Welche Instrumente gibt es – abgesehen vom Wahlalter – noch, um der jungen Generation eine Stimme zu geben?


Zum Beispiel den Jugendcheck. Warum überprüfen wir Gesetzesvorhaben und Beschlussvorlagen nicht darauf, was das eigentlich für junge Menschen bedeutet – die müssen die neue Straße vielleicht viel länger nutzen als diejenigen, die gerade darüber die Hand heben. Vielleicht können wir so noch mal eine andere Sichtweise auf manche Entscheidung einnehmen. Ist das wirklich eine langfristige, nachhaltige Entscheidung, die wir da gerade treffen? Da gibt es jetzt erste Versuche, wo Gesetzesfolgen in Berlin beispielhaft auf ihre Jugendgerechtigkeit überprüft werden. Das braucht es für alle Bundesländer. Und auch für die Kommunen. Denken Sie mal an Schulgesetzgebung in Nordrhein-Westfalen – das ist sicherlich ein spannendes Feld, was die Meinungen von jungen Menschen gebrauchen könnte. Denn sie sind schließlich die Adressaten des Gesetzes.

Sehen Sie auch die Medien in der Pflicht, Jugendlichen eine Stimme zu geben?


Ich glaube, das ist eine gesamtgesellschaftliche Aufgabe, die natürlich auch die Medien betrifft. Aber das bedarf eines Kulturwandels – dass wir junge Menschen nicht nur als gesellschaftliche Objekte betrachten, die wir organisieren müssen und möglichst schnell dem Wirtschaftskreislauf zur Verfügung stellen müssen.

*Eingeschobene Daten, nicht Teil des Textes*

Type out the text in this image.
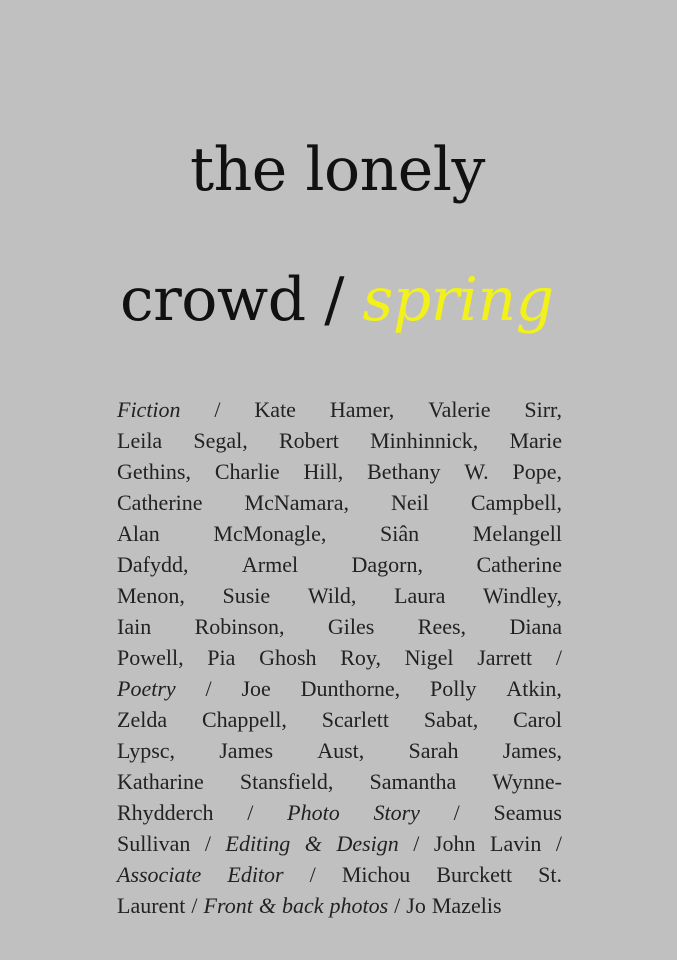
the lonely
crowd / spring
Fiction / Kate Hamer, Valerie Sirr,
Leila Segal, Robert Minhinnick, Marie
Gethins, Charlie Hill, Bethany W. Pope,
Catherine McNamara, Neil Campbell,
Alan McMonagle, Siân Melangell
Dafydd, Armel Dagorn, Catherine
Menon, Susie Wild, Laura Windley,
Iain Robinson, Giles Rees, Diana
Powell, Pia Ghosh Roy, Nigel Jarrett /
Poetry / Joe Dunthorne, Polly Atkin,
Zelda Chappell, Scarlett Sabat, Carol
Lypsc, James Aust, Sarah James,
Katharine Stansfield, Samantha Wynne-
Rhydderch / Photo Story / Seamus
Sullivan / Editing & Design / John Lavin /
Associate Editor / Michou Burckett St.
Laurent / Front & back photos / Jo Mazelis
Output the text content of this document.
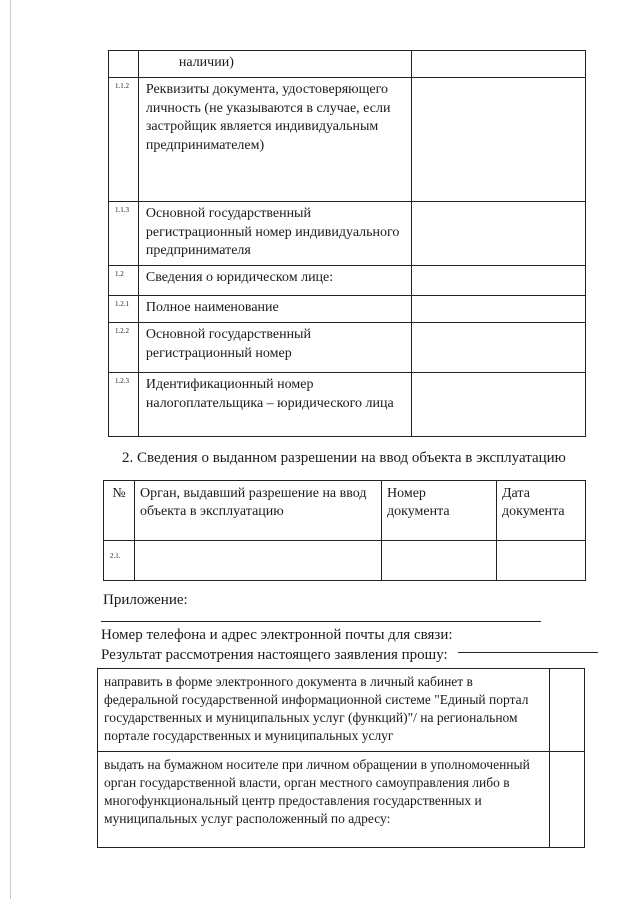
	наличии)	
1.1.2	Реквизиты документа, удостоверяющего личность (не указываются в случае, если застройщик является индивидуальным предпринимателем)	
1.1.3	Основной государственный регистрационный номер индивидуального предпринимателя	
1.2	Сведения о юридическом лице:	
1.2.1	Полное наименование	
1.2.2	Основной государственный регистрационный номер	
1.2.3	Идентификационный номер налогоплательщика – юридического лица	
2. Сведения о выданном разрешении на ввод объекта в эксплуатацию
№	Орган, выдавший разрешение на ввод объекта в эксплуатацию	Номер документа	Дата документа
2.1.			
Приложение:
Номер телефона и адрес электронной почты для связи:
Результат рассмотрения настоящего заявления прошу:
направить в форме электронного документа в личный кабинет в федеральной государственной информационной системе "Единый портал государственных и муниципальных услуг (функций)"/ на региональном портале государственных и муниципальных услуг	
выдать на бумажном носителе при личном обращении в уполномоченный орган государственной власти, орган местного самоуправления либо в многофункциональный центр предоставления государственных и муниципальных услуг расположенный по адресу:	
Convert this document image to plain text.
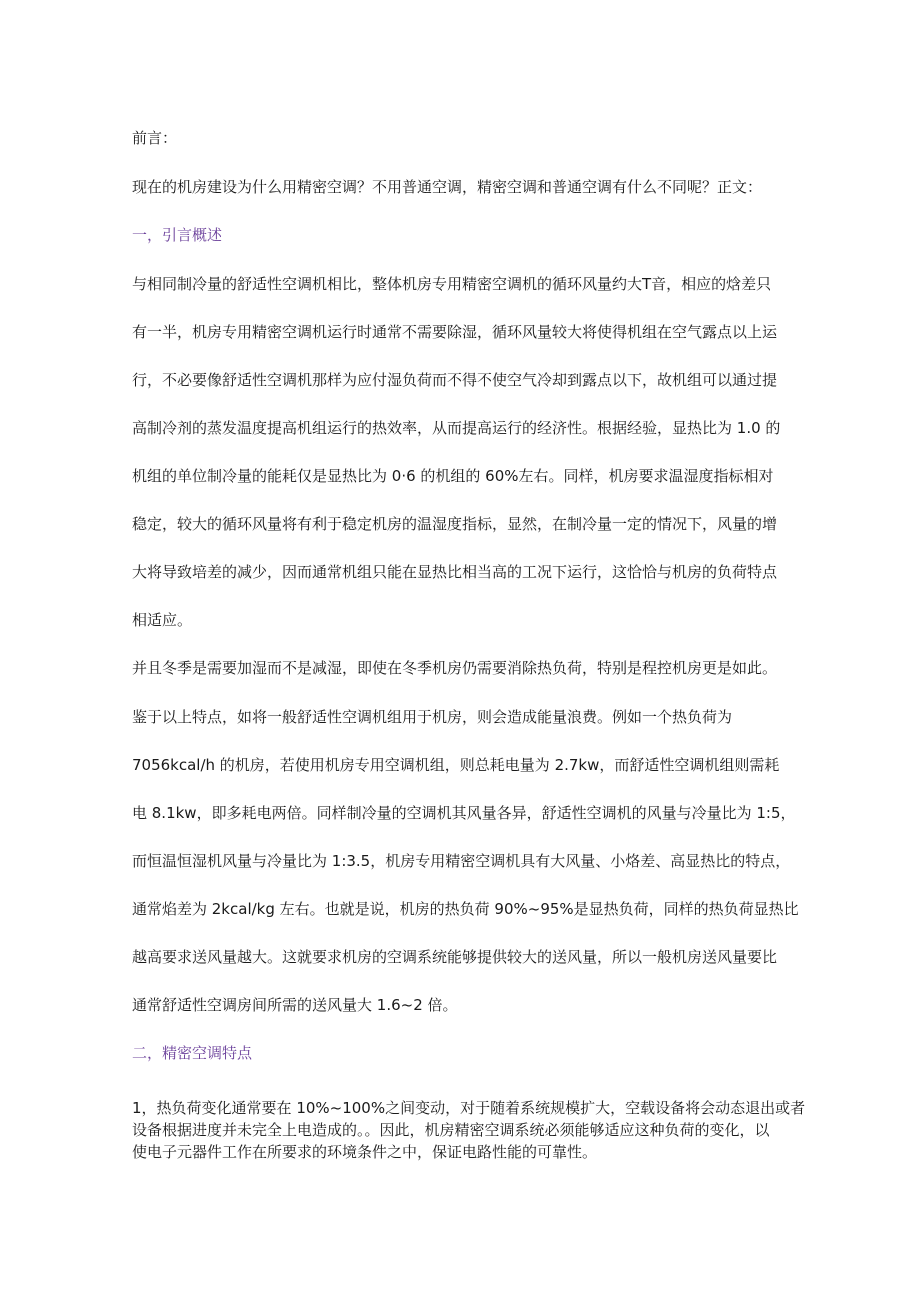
前言：
现在的机房建设为什么用精密空调？不用普通空调，精密空调和普通空调有什么不同呢？正文：
一，引言概述
与相同制冷量的舒适性空调机相比，整体机房专用精密空调机的循环风量约大T音，相应的焓差只
有一半，机房专用精密空调机运行时通常不需要除湿，循环风量较大将使得机组在空气露点以上运
行，不必要像舒适性空调机那样为应付湿负荷而不得不使空气冷却到露点以下，故机组可以通过提
高制冷剂的蒸发温度提高机组运行的热效率，从而提高运行的经济性。根据经验，显热比为 1.0 的
机组的单位制冷量的能耗仅是显热比为 0·6 的机组的 60%左右。同样，机房要求温湿度指标相对
稳定，较大的循环风量将有利于稳定机房的温湿度指标，显然，在制冷量一定的情况下，风量的增
大将导致培差的减少，因而通常机组只能在显热比相当高的工况下运行，这恰恰与机房的负荷特点
相适应。
并且冬季是需要加湿而不是减湿，即使在冬季机房仍需要消除热负荷，特别是程控机房更是如此。
鉴于以上特点，如将一般舒适性空调机组用于机房，则会造成能量浪费。例如一个热负荷为
7056kcal∕h 的机房，若使用机房专用空调机组，则总耗电量为 2.7kw，而舒适性空调机组则需耗
电 8.1kw，即多耗电两倍。同样制冷量的空调机其风量各异，舒适性空调机的风量与冷量比为 1:5，
而恒温恒湿机风量与冷量比为 1:3.5，机房专用精密空调机具有大风量、小烙差、高显热比的特点，
通常焰差为 2kcal∕kg 左右。也就是说，机房的热负荷 90%~95%是显热负荷，同样的热负荷显热比
越高要求送风量越大。这就要求机房的空调系统能够提供较大的送风量，所以一般机房送风量要比
通常舒适性空调房间所需的送风量大 1.6~2 倍。
二，精密空调特点
1，热负荷变化通常要在 10%~100%之间变动，对于随着系统规模扩大，空载设备将会动态退出或者
设备根据进度并未完全上电造成的。。因此，机房精密空调系统必须能够适应这种负荷的变化，以
使电子元器件工作在所要求的环境条件之中，保证电路性能的可靠性。
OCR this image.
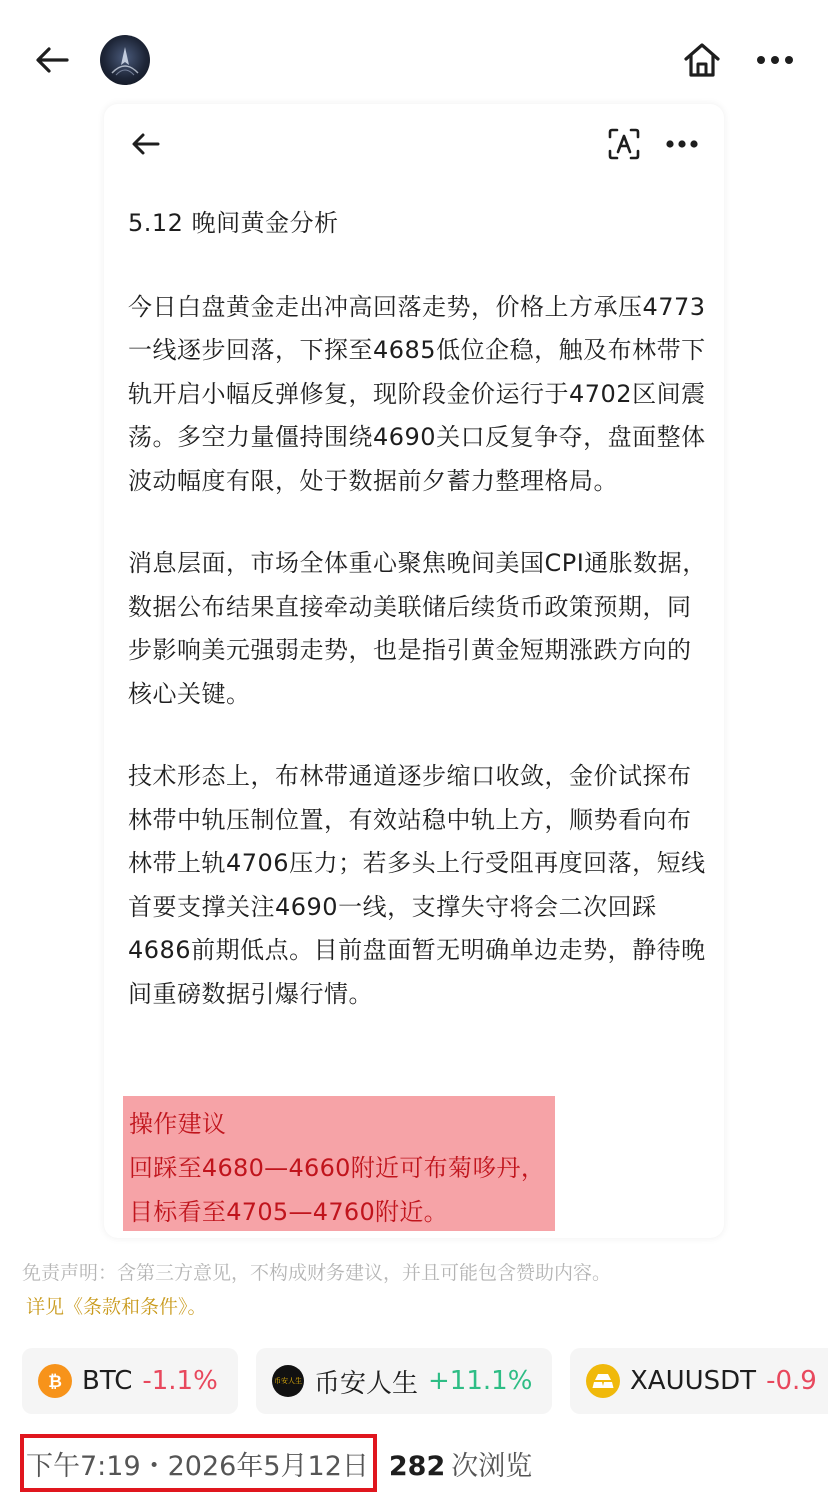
5.12 晚间黄金分析

今日白盘黄金走出冲高回落走势，价格上方承压4773一线逐步回落，下探至4685低位企稳，触及布林带下轨开启小幅反弹修复，现阶段金价运行于4702区间震荡。多空力量僵持围绕4690关口反复争夺，盘面整体波动幅度有限，处于数据前夕蓄力整理格局。

消息层面，市场全体重心聚焦晚间美国CPI通胀数据，数据公布结果直接牵动美联储后续货币政策预期，同步影响美元强弱走势，也是指引黄金短期涨跌方向的核心关键。

技术形态上，布林带通道逐步缩口收敛，金价试探布林带中轨压制位置，有效站稳中轨上方，顺势看向布林带上轨4706压力；若多头上行受阻再度回落，短线首要支撑关注4690一线，支撑失守将会二次回踩4686前期低点。目前盘面暂无明确单边走势，静待晚间重磅数据引爆行情。

操作建议
回踩至4680—4660附近可布菊哆丹，
目标看至4705—4760附近。
免责声明：含第三方意见，不构成财务建议，并且可能包含赞助内容。
详见《条款和条件》。
₿ BTC -1.1%	币安人生 币安人生 +11.1%	XAUUSDT -0.9
下午7:19・2026年5月12日 282 次浏览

Sondern, dass junge Menschen einen Wert an sich haben. Und da brauchen wir eine gesamtgesellschaftliche Anstrengung, damit unsere Gesellschaft jugendgerechter wird und wir unsere Entscheidungen jugendgerechter gestalten oder zumindest auf Generationengerechtigkeit überprüfen, damit für alle Generationen ein gutes Leben in unserem Land möglich bleibt. Durch die Fragmentierung der Medienlandschaft fehlt es umso mehr an Medienpädagogik für junge Menschen, damit sie sich in dem „Dschungel“ zurechtfinden und erkennen, was eine seriöse Quelle ist und was nicht. Auch das wäre ein Beitrag, den wir ältere Menschen leisten können, um junge Menschen zu unterstützen, einen guten Weg in die Demokratie zu finden.

Die Jugend ist die Zukunft unserer Demokratie, heißt es auf der Website des Bundesjugendringes. Sehen Sie die Demokratie in Gefahr, wenn Jugendliche nicht mehr in Entscheidungsprozesse eingebunden werden?


Ich würde es nicht so dramatisch sehen. Unsere Demokratie ist nicht radikal gefährdet. Aber ich glaube, es passiert gerade viel Fahrlässiges, das unsere Demokratie gefährdet. Ich sehe das Risiko, dass Teile der jungen Menschen von diesem System abgehängt werden. Weil wir nicht in sie investieren, weil wir sie nicht ernst nehmen, weil wir sie nicht als Akteure und Entscheider begreifen. Ich sehe das Risiko, dass Radikale und Verschwörungstheoretiker diese Lücke füllen. In dem Moment, wo wir die jungen Menschen verlieren, verlieren wir irgendwann die Zukunft. Dann haben wir in zehn, zwanzig, dreißig Jahren ein viel größeres Problem. Wer soll denn unsere gesamte Zivilgesellschaft am Laufen halten, wenn wir eine Demokratie sind ohne Demokraten?